Anonymous wrote:“The people screaming about Great Schools are the ones in schools in a larger population of low income kids. They don't like that their scores dropped.”
Wrong. Those in high FARMS schools may not like Great Schools but it was already well known that their score effectively was just an SES short hand as a proxy for how many poor kids are at the school since on average those kids tell worse than UC/MC kids.
The screaming in the last year or so has been from MC/UMC schools that have a non-negligible but still minority of FARMA kids and so overall tend to have good scores for most kids. But the new formula for GS basically penalized schools simply for having a mix of kids testing well and poorly in the same school by taking points off for any in-school testing differences rather than looking at how well a school educated demographics compared to the state average for that specific demographic. This made a lot of middle class schools scores tank.

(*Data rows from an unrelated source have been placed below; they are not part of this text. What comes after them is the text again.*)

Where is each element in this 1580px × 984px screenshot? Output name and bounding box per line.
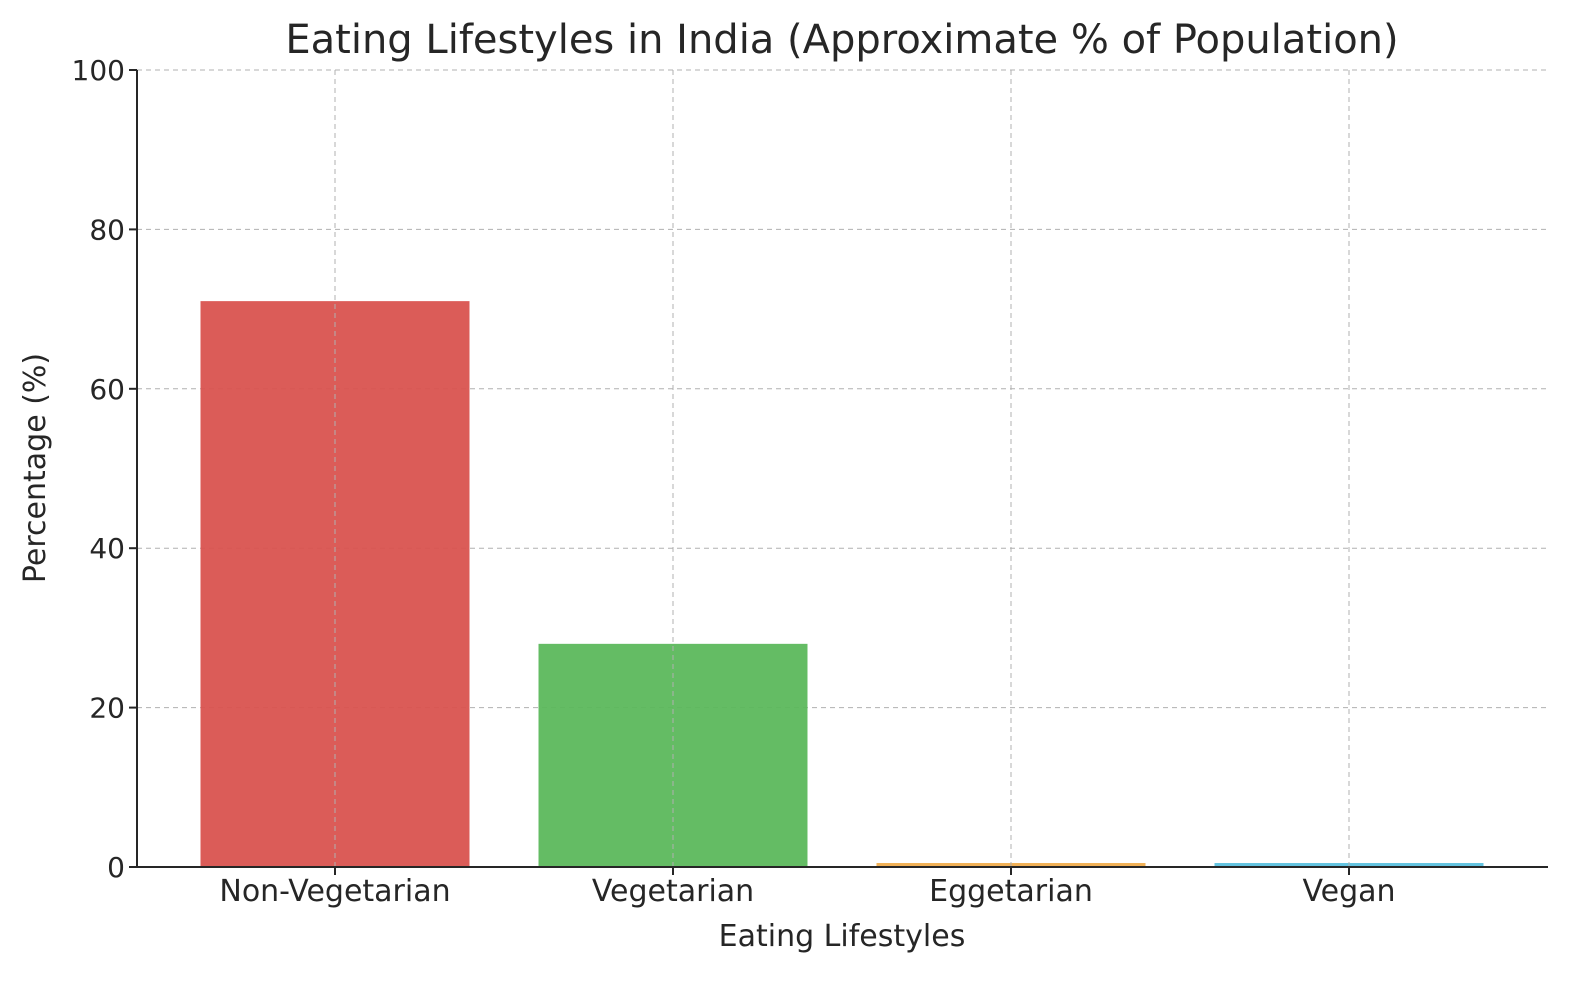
y-axis-label: Percentage (%) xyxy=(18,353,53,583)
x-tick-label: Non-Vegetarian xyxy=(219,874,450,909)
y-tick-label: 20 xyxy=(89,692,125,725)
x-tick-label: Vegetarian xyxy=(592,874,754,909)
x-tick-label: Eggetarian xyxy=(929,874,1093,909)
y-tick-label: 60 xyxy=(89,373,125,406)
x-axis-label: Eating Lifestyles xyxy=(719,919,966,954)
y-tick-label: 40 xyxy=(89,532,125,565)
chart-title: Eating Lifestyles in India (Approximate … xyxy=(285,17,1398,63)
y-tick-label: 100 xyxy=(72,54,125,87)
y-tick-label: 0 xyxy=(107,851,125,884)
x-tick-label: Vegan xyxy=(1302,874,1395,909)
y-tick-label: 80 xyxy=(89,213,125,246)
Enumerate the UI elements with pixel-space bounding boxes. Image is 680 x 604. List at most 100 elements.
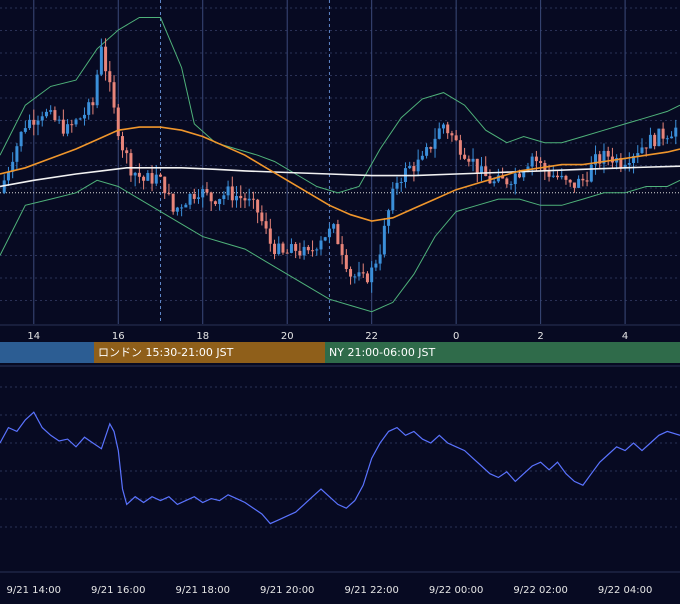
candle-body (382, 225, 386, 255)
time-tick-label: 9/21 16:00 (91, 585, 145, 596)
candle-body (657, 128, 661, 147)
candle-body (594, 154, 598, 165)
candle-body (530, 156, 534, 167)
candle-body (260, 212, 264, 222)
candle-body (323, 237, 327, 241)
candle-body (632, 156, 636, 164)
candle-body (82, 114, 86, 119)
candle-body (446, 124, 450, 134)
candle-body (120, 136, 124, 151)
hour-tick-label: 4 (622, 331, 628, 342)
candle-body (78, 118, 82, 120)
candle-body (619, 158, 623, 168)
candle-body (505, 178, 509, 185)
candle-body (640, 147, 644, 154)
candle-body (129, 153, 133, 176)
ma-slow-line (0, 165, 680, 188)
candle-body (298, 250, 302, 256)
candle-body (454, 135, 458, 141)
candle-body (6, 171, 10, 181)
time-tick-label: 9/21 22:00 (344, 585, 398, 596)
candle-body (319, 240, 323, 250)
candle-body (213, 201, 217, 205)
candle-body (336, 224, 340, 245)
candle-body (137, 172, 141, 177)
candle-body (370, 267, 374, 283)
candle-body (171, 193, 175, 212)
candle-body (365, 273, 369, 283)
candle-body (104, 46, 108, 72)
candle-body (395, 182, 399, 189)
candle-body (441, 124, 445, 129)
candle-body (344, 254, 348, 270)
candle-body (327, 228, 331, 238)
candle-body (585, 180, 589, 182)
candle-body (230, 186, 234, 201)
candle-body (458, 140, 462, 155)
candle-body (315, 249, 319, 251)
candle-body (188, 193, 192, 205)
candle-body (475, 158, 479, 173)
candle-body (564, 175, 568, 180)
candle-body (479, 166, 483, 173)
candle-body (32, 119, 36, 125)
candle-body (197, 197, 201, 199)
candle-body (665, 138, 669, 140)
candle-body (429, 147, 433, 149)
candle-body (311, 250, 315, 252)
candle-body (243, 198, 247, 201)
candle-body (180, 207, 184, 209)
candle-body (247, 198, 251, 201)
candle-body (391, 188, 395, 211)
candle-body (648, 134, 652, 149)
candle-body (581, 178, 585, 181)
candle-body (378, 254, 382, 264)
candle-body (235, 195, 239, 201)
candle-body (627, 163, 631, 165)
candle-body (661, 128, 665, 139)
candle-body (644, 147, 648, 149)
candle-body (674, 127, 678, 137)
candle-body (133, 172, 137, 176)
candle-body (277, 243, 281, 255)
candle-body (577, 178, 581, 188)
candle-body (509, 184, 513, 186)
candle-body (192, 193, 196, 199)
candle-body (154, 174, 158, 184)
candle-body (420, 155, 424, 160)
candle-body (167, 193, 171, 195)
candle-body (209, 192, 213, 202)
candle-body (572, 182, 576, 188)
candle-body (302, 246, 306, 256)
candle-body (399, 181, 403, 183)
candle-body (437, 128, 441, 139)
candle-body (285, 252, 289, 254)
time-tick-label: 9/21 20:00 (260, 585, 314, 596)
candle-body (492, 181, 496, 184)
candle-body (264, 221, 268, 229)
candle-body (636, 153, 640, 157)
candle-body (53, 110, 57, 121)
candle-body (484, 166, 488, 177)
candle-body (66, 124, 70, 134)
candle-body (670, 136, 674, 139)
candle-body (273, 243, 277, 255)
candle-body (61, 119, 65, 134)
candle-body (433, 138, 437, 149)
candle-body (49, 110, 53, 112)
candle-body (425, 147, 429, 156)
candle-body (416, 159, 420, 172)
candle-body (294, 244, 298, 251)
candle-body (226, 186, 230, 196)
candle-body (289, 244, 293, 253)
time-tick-label: 9/22 00:00 (429, 585, 483, 596)
candle-body (218, 198, 222, 205)
candle-body (353, 276, 357, 278)
session-london: ロンドン 15:30-21:00 JST (94, 342, 325, 363)
hour-tick-label: 18 (196, 331, 209, 342)
candle-body (158, 174, 162, 177)
candle-body (602, 150, 606, 164)
candle-body (268, 228, 272, 244)
candle-body (142, 176, 146, 181)
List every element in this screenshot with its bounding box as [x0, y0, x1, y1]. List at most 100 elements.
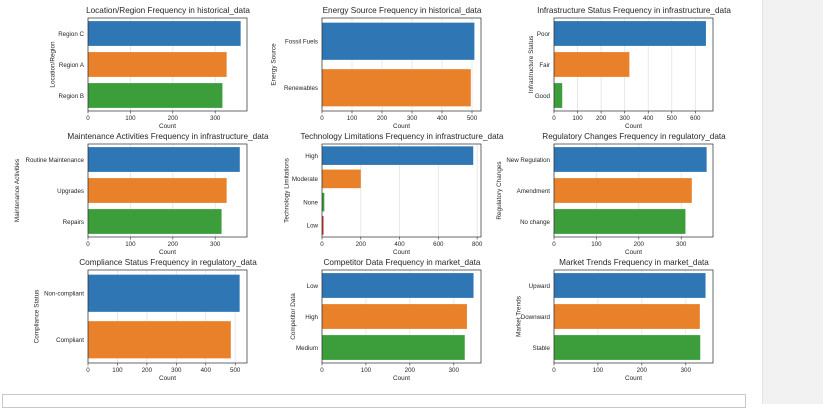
y-tick-label: Downward [521, 314, 551, 321]
y-axis-label: Location/Region [49, 41, 56, 88]
x-tick-label: 100 [361, 367, 372, 374]
y-axis-label: Energy Source [271, 43, 278, 86]
x-tick-label: 200 [377, 115, 388, 122]
bar-downward [554, 304, 700, 329]
y-tick-label: Good [535, 93, 551, 100]
x-axis-label: Count [393, 123, 410, 130]
x-tick-label: 100 [125, 241, 136, 248]
y-tick-label: Fair [539, 62, 550, 69]
x-tick-label: 200 [142, 367, 153, 374]
x-tick-label: 500 [230, 367, 241, 374]
bar-compliant [88, 321, 231, 359]
x-tick-label: 500 [467, 115, 478, 122]
bar-repairs [88, 209, 222, 234]
x-tick-label: 100 [572, 115, 583, 122]
chart-title: Market Trends Frequency in market_data [559, 258, 709, 267]
y-tick-label: Upward [529, 283, 551, 290]
x-axis-label: Count [393, 375, 410, 382]
y-tick-label: Poor [537, 31, 550, 38]
x-tick-label: 400 [394, 241, 405, 248]
y-tick-label: Repairs [63, 219, 84, 226]
x-tick-label: 200 [634, 241, 645, 248]
x-tick-label: 0 [86, 115, 90, 122]
bar-stable [554, 335, 701, 360]
bar-region-b [88, 83, 223, 108]
y-tick-label: Routine Maintenance [26, 157, 85, 164]
x-tick-label: 300 [676, 241, 687, 248]
subplot-7: Non-compliant Compliant 0 100 200 300 400 500 Co… [33, 258, 257, 382]
x-tick-label: 200 [168, 115, 179, 122]
x-tick-label: 0 [320, 115, 324, 122]
x-tick-label: 0 [552, 115, 556, 122]
x-tick-label: 200 [637, 367, 648, 374]
bar-high [322, 146, 474, 165]
subplot-2: Fossil Fuels Renewables 0 100 200 300 400 500 Co… [271, 6, 482, 130]
x-axis-label: Count [625, 249, 642, 256]
x-tick-label: 500 [667, 115, 678, 122]
chart-title: Energy Source Frequency in historical_da… [323, 6, 482, 15]
y-tick-label: None [303, 199, 318, 206]
y-axis-label: Infrastructure Status [528, 36, 535, 94]
x-tick-label: 0 [86, 367, 90, 374]
x-axis-label: Count [159, 249, 176, 256]
x-tick-label: 400 [643, 115, 654, 122]
y-tick-label: Amendment [517, 188, 551, 195]
next-notebook-cell[interactable] [2, 394, 746, 408]
y-tick-label: Region C [58, 31, 84, 38]
bar-amendment [554, 178, 692, 203]
x-tick-label: 400 [437, 115, 448, 122]
bar-upward [554, 273, 706, 298]
bar-no-change [554, 209, 686, 234]
bar-non-compliant [88, 274, 240, 312]
vertical-scrollbar[interactable] [762, 0, 823, 404]
x-tick-label: 0 [552, 241, 556, 248]
subplot-6: New Regulation Amendment No change 0 100 200 3… [496, 132, 726, 256]
y-tick-label: New Regulation [506, 157, 550, 164]
x-tick-label: 0 [320, 241, 324, 248]
y-axis-label: Maintenance Activities [14, 159, 21, 222]
x-tick-label: 600 [433, 241, 444, 248]
bar-low [322, 216, 324, 235]
bar-upgrades [88, 178, 227, 203]
plot-frame [321, 17, 482, 112]
subplot-3: Poor Fair Good 0 100 200 300 400 500 600 Count Infr… [528, 6, 731, 130]
subplot-1: Region C Region A Region B 0 100 200 300 Count L… [49, 6, 250, 130]
x-tick-label: 300 [407, 115, 418, 122]
y-tick-label: Region A [59, 62, 85, 69]
subplot-8: Low High Medium 0 100 200 300 Count Competitor D… [290, 258, 482, 382]
bar-low [322, 273, 474, 298]
y-tick-label: Non-compliant [44, 291, 84, 298]
x-tick-label: 100 [591, 241, 602, 248]
plot-frame [553, 269, 714, 364]
y-tick-label: Moderate [292, 176, 319, 183]
y-tick-label: Low [307, 223, 319, 230]
y-tick-label: Region B [59, 93, 84, 100]
x-tick-label: 300 [210, 241, 221, 248]
bar-good [554, 83, 563, 108]
y-axis-label: Compliance Status [33, 290, 40, 344]
x-tick-label: 300 [171, 367, 182, 374]
x-axis-label: Count [625, 123, 642, 130]
bar-moderate [322, 169, 361, 189]
bar-new-regulation [554, 147, 707, 172]
plot-frame [553, 17, 714, 112]
chart-title: Technology Limitations Frequency in infr… [301, 132, 504, 141]
subplot-4: Routine Maintenance Upgrades Repairs 0 100 20… [14, 132, 269, 256]
bar-high [322, 304, 467, 329]
x-tick-label: 200 [356, 241, 367, 248]
chart-title: Infrastructure Status Frequency in infra… [537, 6, 731, 15]
plot-frame [553, 143, 714, 238]
y-tick-label: High [305, 314, 318, 321]
chart-title: Location/Region Frequency in historical_… [86, 6, 250, 15]
bar-fair [554, 52, 630, 77]
plot-frame [87, 269, 248, 364]
bar-poor [554, 21, 706, 46]
x-tick-label: 100 [125, 115, 136, 122]
y-tick-label: No change [520, 219, 550, 226]
x-tick-label: 400 [201, 367, 212, 374]
x-axis-label: Count [159, 123, 176, 130]
subplot-9: Upward Downward Stable 0 100 200 300 Count Marke… [515, 258, 714, 382]
y-axis-label: Market Trends [515, 296, 522, 337]
y-tick-label: Fossil Fuels [285, 39, 318, 46]
y-tick-label: Renewables [284, 85, 318, 92]
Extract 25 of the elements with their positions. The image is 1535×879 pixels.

Anonymous wrote:The people screaming about Great Schools are the ones in schools in a larger population of low income kids. They don't like that their scores dropped. The reality is that having lots of failing kids in a school does present challenges and problems. You have to decide for yourself whether you are comfortable with an environment like this or want something else.
Anonymous wrote:GS mostly punishes diverse schools with their craptastic rating system. The same kid would probably do the same at either of the schools in the above example which illustrates how unreliable their scores are.